An article in the current Discover magazine ponders invisibility. Sight is actually the perception of certain wavelengths of light, and by bending particular wavelengths around an object it can be rendered invisible. There’s nothing really new there, as anyone who’s heard of the Philadelphia Experiment knows. The next step of the quest, however, is to determine if, by sending parallel light rays at manipulated speeds, an event might be rendered invisible. Event in this sense of the word currently denotes an event on a cyclotronic scale, an incredibly miniscule and inconceivably brief occurrence. Since humans are endlessly inventive, the corollary is naturally what might transpire from there as larger events are targeted and rendered clandestine. Could an historic event be lived out in (or engineered into) complete obscurity? It sounds like science fiction, but these questions are being asked in the workaday world in which we live.
Messing with history is related to fooling about with time.
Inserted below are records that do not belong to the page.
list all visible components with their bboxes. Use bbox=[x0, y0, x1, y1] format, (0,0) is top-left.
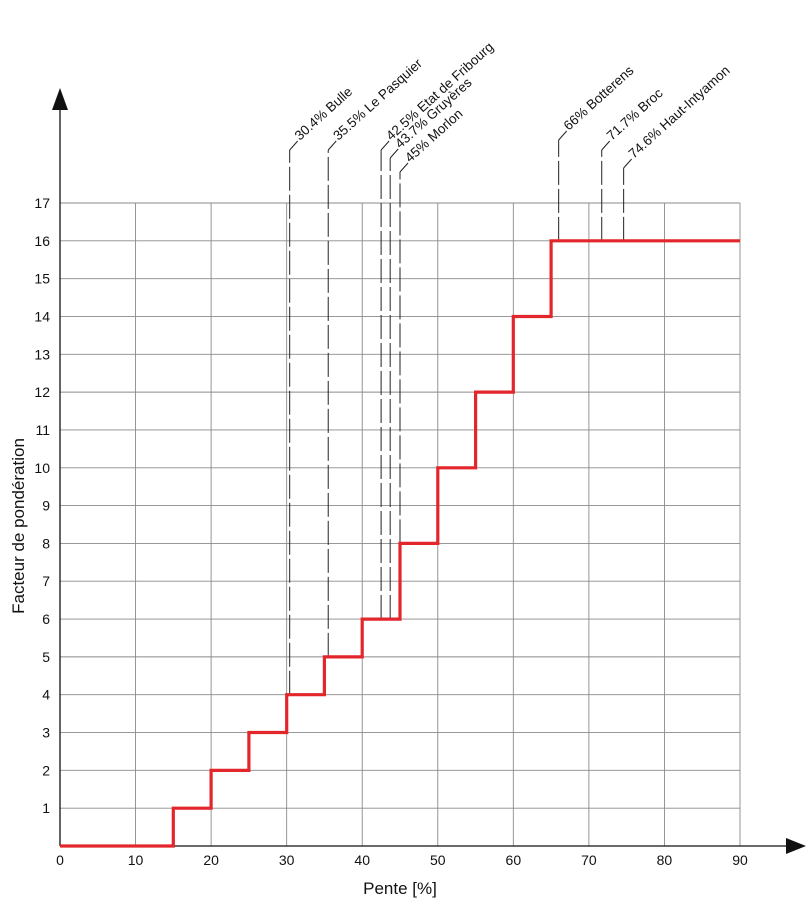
y-axis-arrow bbox=[52, 88, 68, 110]
y-tick-label: 10 bbox=[34, 460, 50, 476]
y-tick-label: 7 bbox=[42, 573, 50, 589]
y-tick-label: 1 bbox=[42, 800, 50, 816]
y-tick-label: 12 bbox=[34, 384, 50, 400]
x-tick-label: 40 bbox=[354, 852, 370, 868]
x-tick-label: 10 bbox=[128, 852, 144, 868]
y-tick-label: 3 bbox=[42, 725, 50, 741]
series bbox=[60, 239, 740, 848]
x-tick-label: 50 bbox=[430, 852, 446, 868]
annotation-leader-elbow bbox=[389, 148, 399, 159]
step-line-series bbox=[60, 239, 740, 848]
y-tick-label: 11 bbox=[35, 422, 50, 438]
annotation-leader-elbow bbox=[289, 140, 299, 151]
y-tick-label: 8 bbox=[42, 535, 50, 551]
x-tick-label: 80 bbox=[657, 852, 673, 868]
annotation-leader-elbow bbox=[327, 140, 337, 151]
x-tick-label: 60 bbox=[506, 852, 522, 868]
annotation-leader-elbow bbox=[558, 130, 568, 141]
y-tick-label: 17 bbox=[34, 195, 50, 211]
annotation-leader-elbow bbox=[399, 162, 409, 173]
axes bbox=[52, 88, 806, 854]
x-tick-label: 70 bbox=[581, 852, 597, 868]
x-axis-title: Pente [%] bbox=[363, 879, 437, 898]
annotation-leader-elbow bbox=[623, 158, 633, 169]
y-tick-label: 2 bbox=[42, 762, 50, 778]
y-tick-label: 15 bbox=[34, 271, 50, 287]
x-tick-label: 0 bbox=[56, 852, 64, 868]
annotation-leader-elbow bbox=[601, 140, 611, 151]
y-tick-label: 14 bbox=[34, 308, 50, 324]
x-tick-label: 30 bbox=[279, 852, 295, 868]
annotation-leaders bbox=[289, 130, 633, 695]
annotation-leader-elbow bbox=[380, 140, 390, 151]
y-axis-title: Facteur de pondération bbox=[9, 438, 28, 614]
y-tick-label: 6 bbox=[42, 611, 50, 627]
y-tick-label: 16 bbox=[34, 233, 50, 249]
y-tick-label: 4 bbox=[42, 687, 50, 703]
y-tick-label: 9 bbox=[42, 498, 50, 514]
x-tick-label: 90 bbox=[732, 852, 748, 868]
y-tick-label: 5 bbox=[42, 649, 50, 665]
x-axis-arrow bbox=[786, 838, 806, 854]
x-tick-label: 20 bbox=[203, 852, 219, 868]
y-tick-label: 13 bbox=[34, 346, 50, 362]
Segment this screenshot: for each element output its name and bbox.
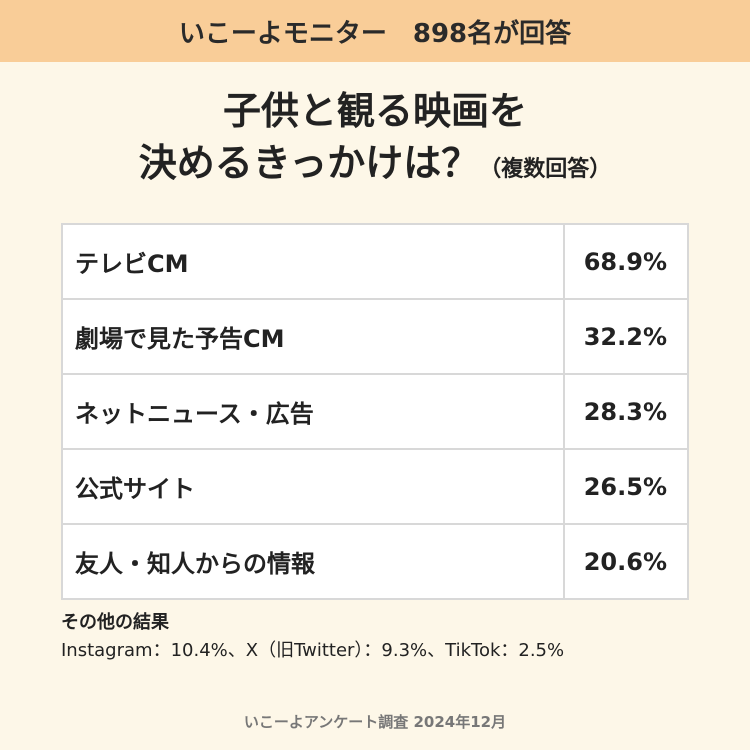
row-label: ネットニュース・広告 — [63, 375, 565, 448]
title-line-1: 子供と観る映画を — [222, 89, 527, 133]
table-row: テレビCM 68.9% — [63, 225, 687, 300]
title-note: （複数回答） — [479, 157, 612, 182]
row-label: 劇場で見た予告CM — [63, 300, 565, 373]
table-row: 友人・知人からの情報 20.6% — [63, 525, 687, 598]
row-value: 32.2% — [583, 322, 667, 351]
row-value: 26.5% — [583, 472, 667, 501]
results-table: テレビCM 68.9% 劇場で見た予告CM 32.2% ネットニュース・広告 2… — [61, 223, 689, 600]
row-value: 28.3% — [583, 397, 667, 426]
row-value: 68.9% — [583, 247, 667, 276]
header-banner: いこーよモニター 898名が回答 — [0, 0, 750, 62]
row-label: 公式サイト — [63, 450, 565, 523]
table-row: 劇場で見た予告CM 32.2% — [63, 300, 687, 375]
banner-text: いこーよモニター 898名が回答 — [178, 18, 572, 49]
table-row: 公式サイト 26.5% — [63, 450, 687, 525]
row-label: 友人・知人からの情報 — [63, 525, 565, 598]
table-row: ネットニュース・広告 28.3% — [63, 375, 687, 450]
other-results-heading: その他の結果 — [61, 612, 169, 633]
page-title: 子供と観る映画を 決めるきっかけは？（複数回答） — [0, 85, 750, 196]
row-label: テレビCM — [63, 225, 565, 298]
source-note: いこーよアンケート調査 2024年12月 — [243, 713, 507, 731]
title-line-2: 決めるきっかけは？（複数回答） — [0, 137, 750, 196]
row-value: 20.6% — [583, 547, 667, 576]
other-results-text: Instagram：10.4%、X（旧Twitter）：9.3%、TikTok：… — [61, 640, 565, 661]
title-line-2-text: 決めるきっかけは？ — [138, 141, 480, 185]
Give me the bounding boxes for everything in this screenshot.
Twice every year we attempt to manipulate the standard determined by our sun and human convention to set clocks forward or back to maximize daylight at certain hours. We are rendering times invisible. Every year when I groggily adjust to the new time scale, I grumble about how wasteful it really is. Being one of those people who wakes up before the alarm clock goes off (I had never even heard the alarm on my current clock), twice this week I have found myself startled awake by the foreign beeping next to my head. In disbelief I stare at the 4 a.m. displayed in placid blue digits floating in the dark. Well, changing three time zones the day before setting clocks ahead probably didn’t help, but I wonder why we don’t just leave time alone.
Waiting for the bus in the dark, a silent kind of joy begins to grow as daylight creeps into those murky morning hours. Then we fool about with time and plunge those on the verge of daylight back into the darkness. Just that one hour leaves a nation yawning uncontrollably for a couple of weeks until our bodies adjust to the new schedule. Why can’t we leave time alone? People are never satisfied with time as it is, but since we can’t seem to stop it, perhaps we can render select portions of it invisible. The potential for abuse seems awfully large to me. Let’s put it to a vote. If we are going to make one historical event disappear, I suggest we do it twice annually. And those events would be the insane toying with time by setting our clocks ahead and back. Excuse me, but I feel another yawn coming on.